Frage geschrieben am 27.02.2010 14:43:23
Kokainbesitz: Geldstrafe angemessen und weitere Folgen
Rechtsgebiet: Strafrecht | Einsatz: € *** | Status: Beantwortet | Aufrufe: 3326ich wurde auf dem Oktoberfest 2009 mit 0,2 Gramm Kokain von einem Beamten der Zivilpolizei erwischt und diesbzgl. wurden meine Personalien aufgenommen.

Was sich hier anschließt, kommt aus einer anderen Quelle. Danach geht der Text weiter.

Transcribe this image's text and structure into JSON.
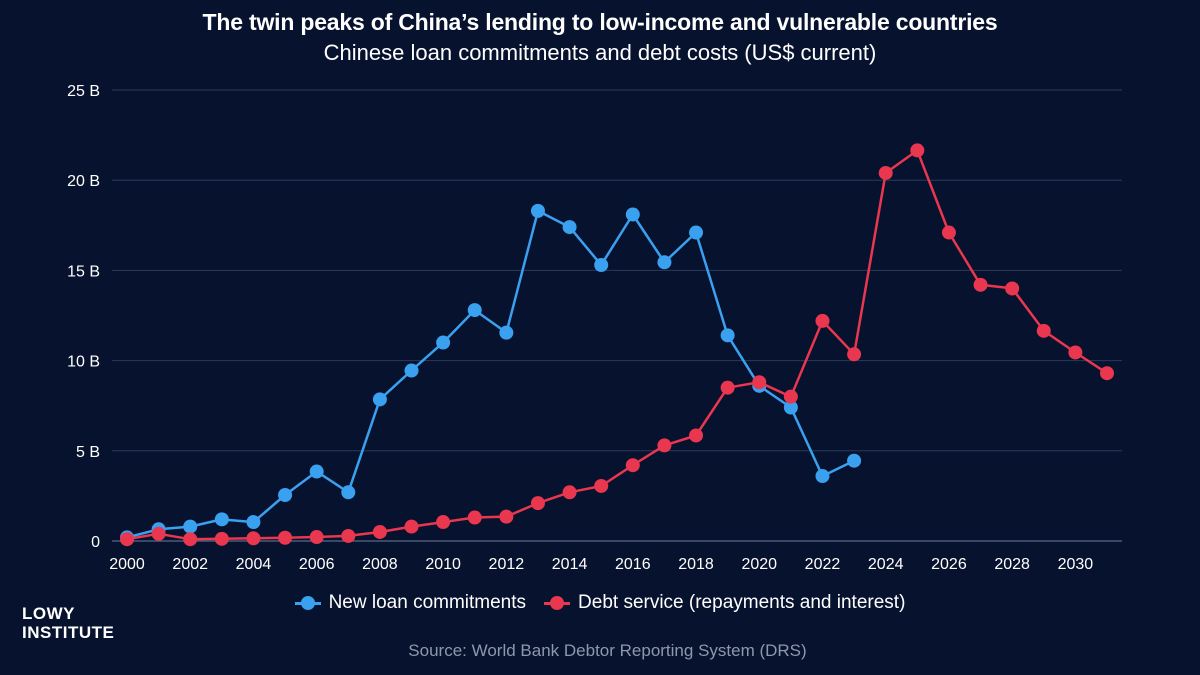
{
  "chart_data": {
    "type": "line",
    "title": "The twin peaks of China’s lending to low-income and vulnerable countries",
    "subtitle": "Chinese loan commitments and debt costs (US$ current)",
    "xlabel": "",
    "ylabel": "",
    "ylim": [
      0,
      25
    ],
    "xlim": [
      2000,
      2031
    ],
    "x_ticks": [
      "2000",
      "2002",
      "2004",
      "2006",
      "2008",
      "2010",
      "2012",
      "2014",
      "2016",
      "2018",
      "2020",
      "2022",
      "2024",
      "2026",
      "2028",
      "2030"
    ],
    "y_ticks": [
      "0",
      "5 B",
      "10 B",
      "15 B",
      "20 B",
      "25 B"
    ],
    "y_tick_values": [
      0,
      5,
      10,
      15,
      20,
      25
    ],
    "grid": true,
    "legend_position": "bottom",
    "series": [
      {
        "name": "New loan commitments",
        "color": "#3aa0f0",
        "x": [
          2000,
          2001,
          2002,
          2003,
          2004,
          2005,
          2006,
          2007,
          2008,
          2009,
          2010,
          2011,
          2012,
          2013,
          2014,
          2015,
          2016,
          2017,
          2018,
          2019,
          2020,
          2021,
          2022,
          2023
        ],
        "values": [
          0.2,
          0.65,
          0.8,
          1.2,
          1.05,
          2.55,
          3.85,
          2.7,
          7.85,
          9.45,
          11.0,
          12.8,
          11.55,
          18.3,
          17.4,
          15.3,
          18.1,
          15.45,
          17.1,
          11.4,
          8.6,
          7.4,
          3.6,
          4.45
        ]
      },
      {
        "name": "Debt service (repayments and interest)",
        "color": "#e8374e",
        "x": [
          2000,
          2001,
          2002,
          2003,
          2004,
          2005,
          2006,
          2007,
          2008,
          2009,
          2010,
          2011,
          2012,
          2013,
          2014,
          2015,
          2016,
          2017,
          2018,
          2019,
          2020,
          2021,
          2022,
          2023,
          2024,
          2025,
          2026,
          2027,
          2028,
          2029,
          2030,
          2031
        ],
        "values": [
          0.1,
          0.4,
          0.1,
          0.12,
          0.15,
          0.18,
          0.22,
          0.28,
          0.5,
          0.8,
          1.05,
          1.3,
          1.35,
          2.1,
          2.7,
          3.05,
          4.2,
          5.3,
          5.85,
          8.5,
          8.8,
          8.0,
          12.2,
          10.35,
          20.4,
          21.65,
          17.1,
          14.2,
          14.0,
          11.65,
          10.45,
          9.3
        ]
      }
    ]
  },
  "logo": {
    "line1": "LOWY",
    "line2": "INSTITUTE"
  },
  "source": "Source: World Bank Debtor Reporting System (DRS)",
  "colors": {
    "background": "#07122e",
    "grid": "#2c3a5a",
    "text": "#ffffff",
    "source_text": "#8f97aa"
  }
}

Heute habe ich einen Strafbefehl des Amtsgerichts München erhalten in dem mir vorgeworfen wird, dass ich 0,21 Gramm Kokain "wissentlich und willentlich" bei mir führte. Das Betäubungsmittel hatte einen nachweislichen Wirkstoffgehalt der jedoch unter 5% liegt.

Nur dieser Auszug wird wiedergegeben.